In relation to the case of the dispute between Canada and Brazil, it falls mainly into two Broad categories of law: these are international law and business law. International law can be defined as the body of law that governs the legal relations among or between states or nations. In addition to this, international law is set rules that are generally termed and accepted as binding or, holding relations between nations and states (Lori Fisler Damrosch L. H., 2009). On the other hand, business law can be defined as the law that covers all laws in relation to sales, agency, contracts, employment and agency law, property, business organizations and bailment. Moreover, other well known areas can be said to consist of the following; insurance, estate planning, creditor and consumer protection, and wills. In addition, research findings show that business law also deals with given aspects such as managing a business, buying and selling and contracts that are entered for business purposes (Hirschl, 1942).

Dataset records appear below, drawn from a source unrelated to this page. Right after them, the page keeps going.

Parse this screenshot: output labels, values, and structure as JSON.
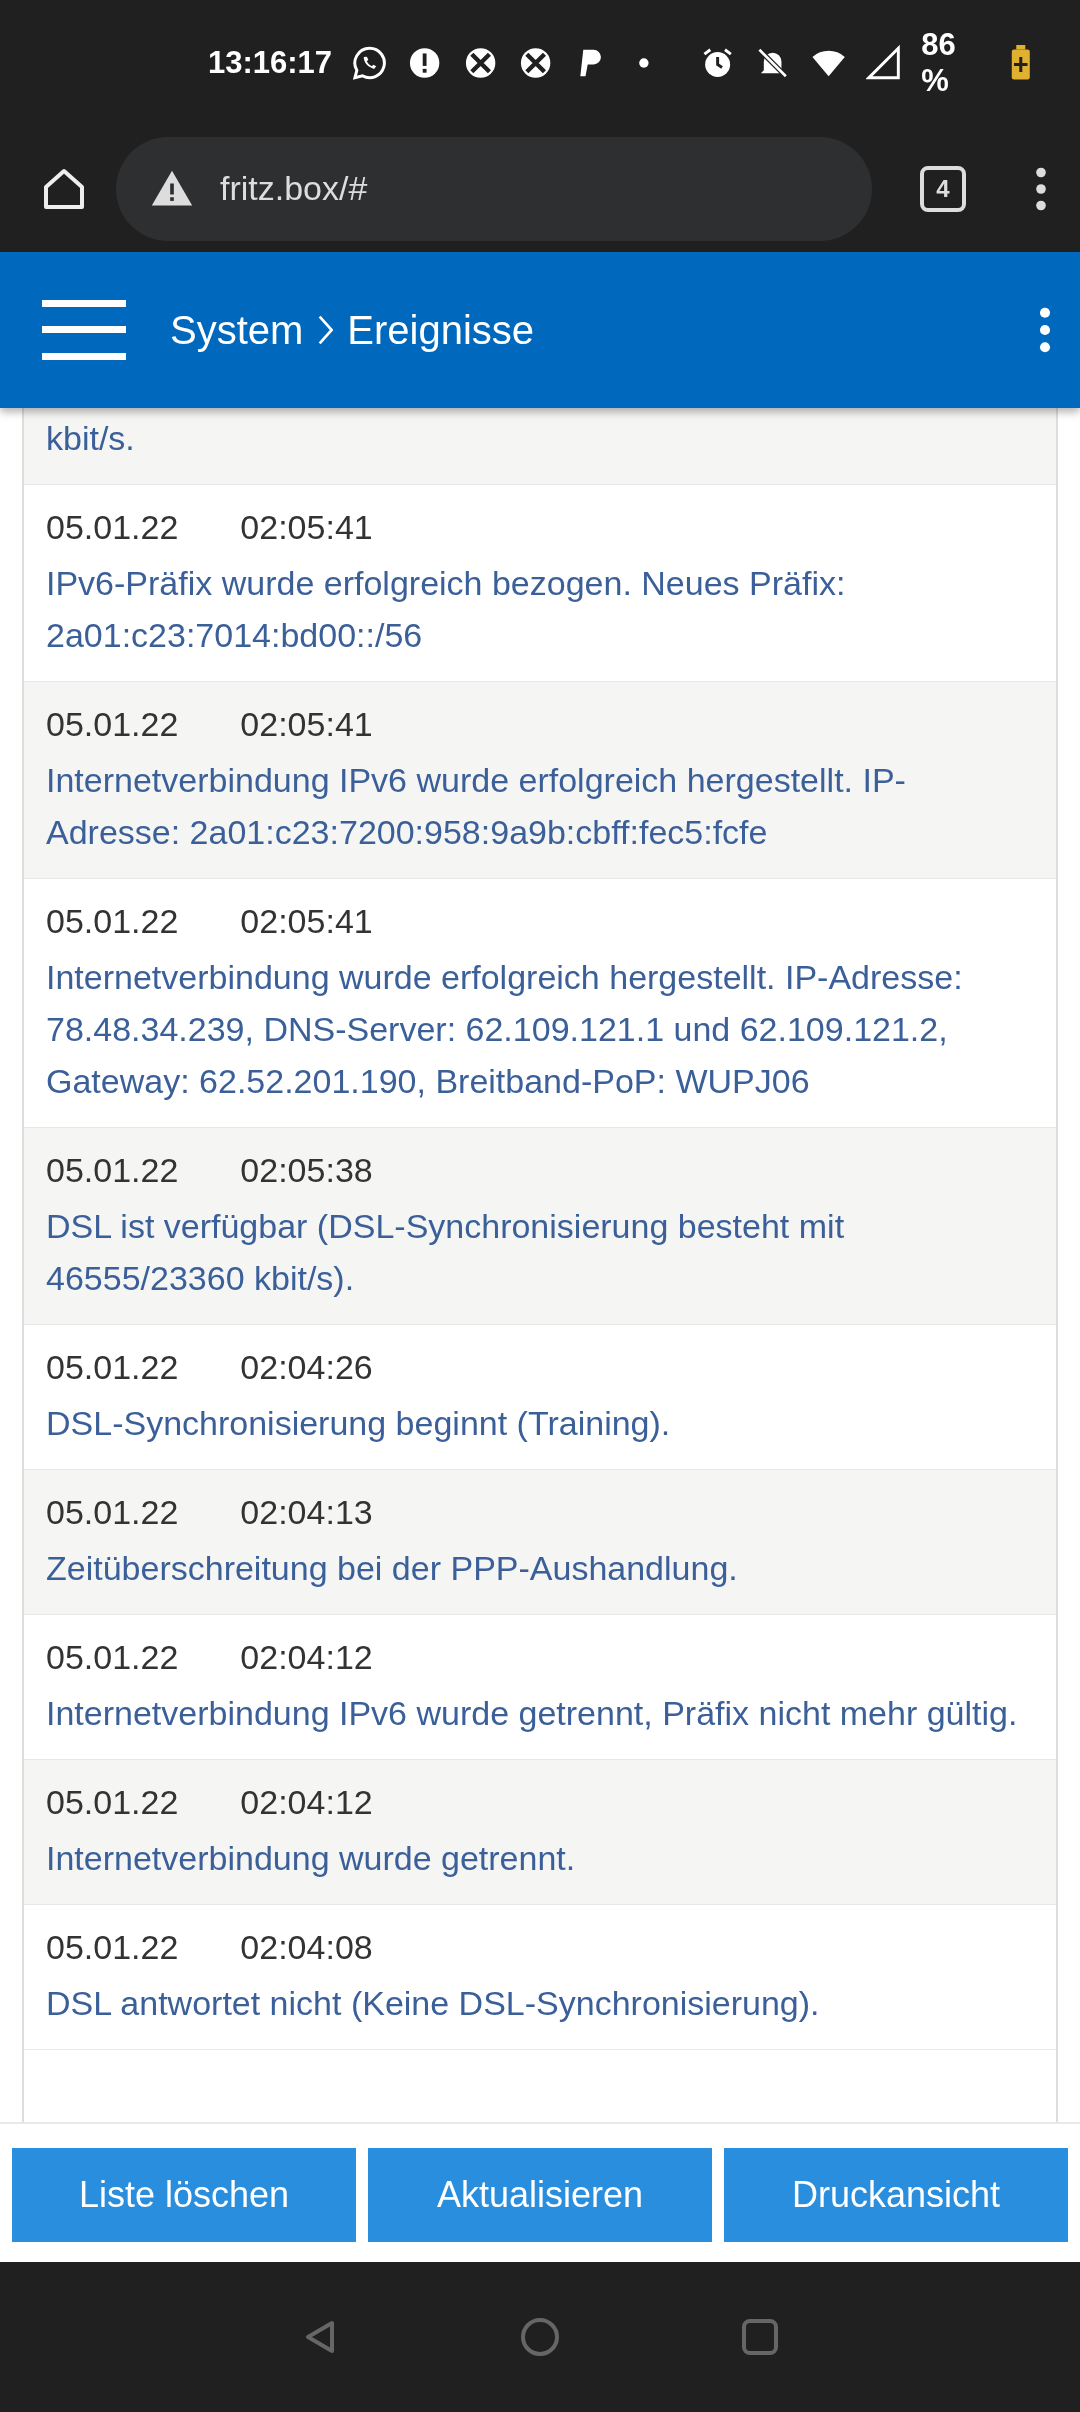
{
  "status_bar": {
    "time": "13:16:17",
    "battery": "86 %"
  },
  "browser": {
    "url": "fritz.box/#",
    "tab_count": "4"
  },
  "header": {
    "breadcrumb": [
      "System",
      "Ereignisse"
    ]
  },
  "events_partial": {
    "message": "kbit/s."
  },
  "events": [
    {
      "date": "05.01.22",
      "time": "02:05:41",
      "message": "IPv6-Präfix wurde erfolgreich bezogen. Neues Präfix: 2a01:c23:7014:bd00::/56"
    },
    {
      "date": "05.01.22",
      "time": "02:05:41",
      "message": "Internetverbindung IPv6 wurde erfolgreich hergestellt. IP-Adresse: 2a01:c23:7200:958:9a9b:cbff:fec5:fcfe"
    },
    {
      "date": "05.01.22",
      "time": "02:05:41",
      "message": "Internetverbindung wurde erfolgreich hergestellt. IP-Adresse: 78.48.34.239, DNS-Server: 62.109.121.1 und 62.109.121.2, Gateway: 62.52.201.190, Breitband-PoP: WUPJ06"
    },
    {
      "date": "05.01.22",
      "time": "02:05:38",
      "message": "DSL ist verfügbar (DSL-Synchronisierung besteht mit 46555/23360 kbit/s)."
    },
    {
      "date": "05.01.22",
      "time": "02:04:26",
      "message": "DSL-Synchronisierung beginnt (Training)."
    },
    {
      "date": "05.01.22",
      "time": "02:04:13",
      "message": "Zeitüberschreitung bei der PPP-Aushandlung."
    },
    {
      "date": "05.01.22",
      "time": "02:04:12",
      "message": "Internetverbindung IPv6 wurde getrennt, Präfix nicht mehr gültig."
    },
    {
      "date": "05.01.22",
      "time": "02:04:12",
      "message": "Internetverbindung wurde getrennt."
    },
    {
      "date": "05.01.22",
      "time": "02:04:08",
      "message": "DSL antwortet nicht (Keine DSL-Synchronisierung)."
    }
  ],
  "buttons": [
    "Liste löschen",
    "Aktualisieren",
    "Druckansicht"
  ]
}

The panel was established in the year 1998, as the DSB panel that was associated in coming up with a solution that was meant to settle the dispute that was between Brazil and Canada. Moreover, European communities and the United States which were the third party members in the dispute decided to lay back and not engage fully in the dispute proceedings. The panel which had been highly proposed by Brazil made their decision based on the facts.
The panel body ruled that; given measures that were being outlaid by Canada were not inconsist with the SCM agreement of articles 3.1 and 3.2. In addition, the panel decided to reject the proposal made by Brazil about the assistance of the EDC in relation to export subsidies that constitutes the regional aircraft industry in Canada. These decisions and rulings that were made, led the State of Canada to file for an appeal the following year. This was based on given aspects of legal interpretation and law that had been made by the panel.
On the other hand, the Appellate Body came to the conclusion that the panel body had erred following their process in that they had failed to examine and look at the arguments of Brazil that had been not in compliance with the SCM agreement; in addition, this was linked to the TPC program that had been revised. Moreover, the Appellate Body found out that Brazil had also overlooked the fact that Canada had not put in place the rulings and recommendations of the DSB.
In conclusion, I believe that the rulings and recommendations that were made by both the panel and the Appellate body were in accordance to the SCM agreement and looked at each party’s argument before coming up with a ruling. Moreover, the rulings helped in settling the dispute between Canada and Brazil in relation to the aircraft industry in general.
Hirschl, S. D. (1942). Business law. LaSalle Extension University.
Lori Fisler Damrosch, L. H. (2009). International law:cases and materials. USA: West.
WORLD TRADE ORGANIZATION. (1999). Canada – Measures Affecting The Export Of Civilian Aircraft. World Trade Organization.